Transfers Using Liquid Sculpey

Posted in Art, Thoughts on April 5, 2008 by b*

I took my first stab at this. The results were…interesting. Not great, but not all that bad.

Since I have an inkjet printer, I used a variation of the T shirt transfer paper method. I had a photocopy from a catalog, of a painting. Scaled it to fit the lid of a cheapie wooden box from Michael’s–about 9×7 inches. For a first effort, that was a bit large. By the time I managed to paint the entire image with the Liquid, the ink on the transfer paper was already beginning to go into solution. Learned that the hard way when I scraped a 1/2 inch long bit off the edge with the chopstick I was using to hold it in place. That was all right, since the over all effect was going to be on the rough side.

I skipped the heat gun and baked the whole thing in the oven, on a cheap cookie sheet. A little soaking, and the paper came right off.

Next time: I will make sure my Sculpy is thinner before I begin. I’ll brush it on instead of pouring it and then trying to smooth it out. And it would be better to work by sections. Leave a “handle” when cutting out the image. Maybe practice with a smaller image a couple of times before anything I want to look really nice.


  • Heat Gun Method:

  • Spread a thin, even coat of Translucent Liquid Sculpey on the surface of your toner transfer image. The uncured clay will appear milky white and shiny.

  • Use your heat gun to carefully set the clay. Move the tip of the heat gun evenly over the surface of the clay so it does not burn in spots.

  • The clay will become translucent and matte when it cures.

  • With a clay blade or your fingernail, peel the clay away from the paper while the clay is still warm. You will now have a paper thin transfer.

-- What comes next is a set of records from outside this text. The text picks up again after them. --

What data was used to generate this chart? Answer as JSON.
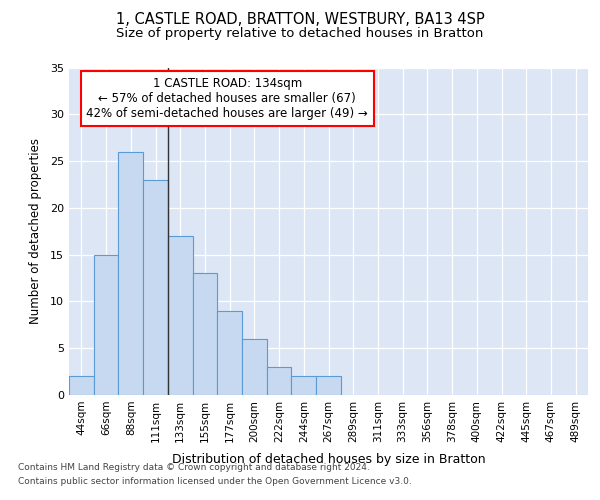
{
  "title1": "1, CASTLE ROAD, BRATTON, WESTBURY, BA13 4SP",
  "title2": "Size of property relative to detached houses in Bratton",
  "xlabel": "Distribution of detached houses by size in Bratton",
  "ylabel": "Number of detached properties",
  "categories": [
    "44sqm",
    "66sqm",
    "88sqm",
    "111sqm",
    "133sqm",
    "155sqm",
    "177sqm",
    "200sqm",
    "222sqm",
    "244sqm",
    "267sqm",
    "289sqm",
    "311sqm",
    "333sqm",
    "356sqm",
    "378sqm",
    "400sqm",
    "422sqm",
    "445sqm",
    "467sqm",
    "489sqm"
  ],
  "values": [
    2,
    15,
    26,
    23,
    17,
    13,
    9,
    6,
    3,
    2,
    2,
    0,
    0,
    0,
    0,
    0,
    0,
    0,
    0,
    0,
    0
  ],
  "bar_color": "#c6d9f0",
  "bar_edge_color": "#5b9bd5",
  "highlight_line_color": "#333333",
  "annotation_text": "1 CASTLE ROAD: 134sqm\n← 57% of detached houses are smaller (67)\n42% of semi-detached houses are larger (49) →",
  "annotation_box_color": "white",
  "annotation_box_edge_color": "red",
  "ylim": [
    0,
    35
  ],
  "yticks": [
    0,
    5,
    10,
    15,
    20,
    25,
    30,
    35
  ],
  "footer1": "Contains HM Land Registry data © Crown copyright and database right 2024.",
  "footer2": "Contains public sector information licensed under the Open Government Licence v3.0.",
  "background_color": "#dce6f5",
  "grid_color": "white"
}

  • If you use the side of the clay that lifted the image off of the paper, your image will be reversed. It is a good idea to bake the transfer on a flat tray (if you are not applying it to clay that will be baked again) for 10 minutes to make sure the liquid clay is completely cured.
Color Transfers with Fabric Transfer Paper
Color images printed from your computer inkjet printer onto fabric transfer paper can be easily made into thin liquid clay transfers. Once you have printed the image onto the fabric transfer paper (used for transferring images onto t-shirts and fabric), just follow the directions for the heat gun transfer method. Once the Liquid Sculpey is cured, the clay will peel easily from the paper. This way, you can quickly turn your own digital color images into paper-thin clay transfers.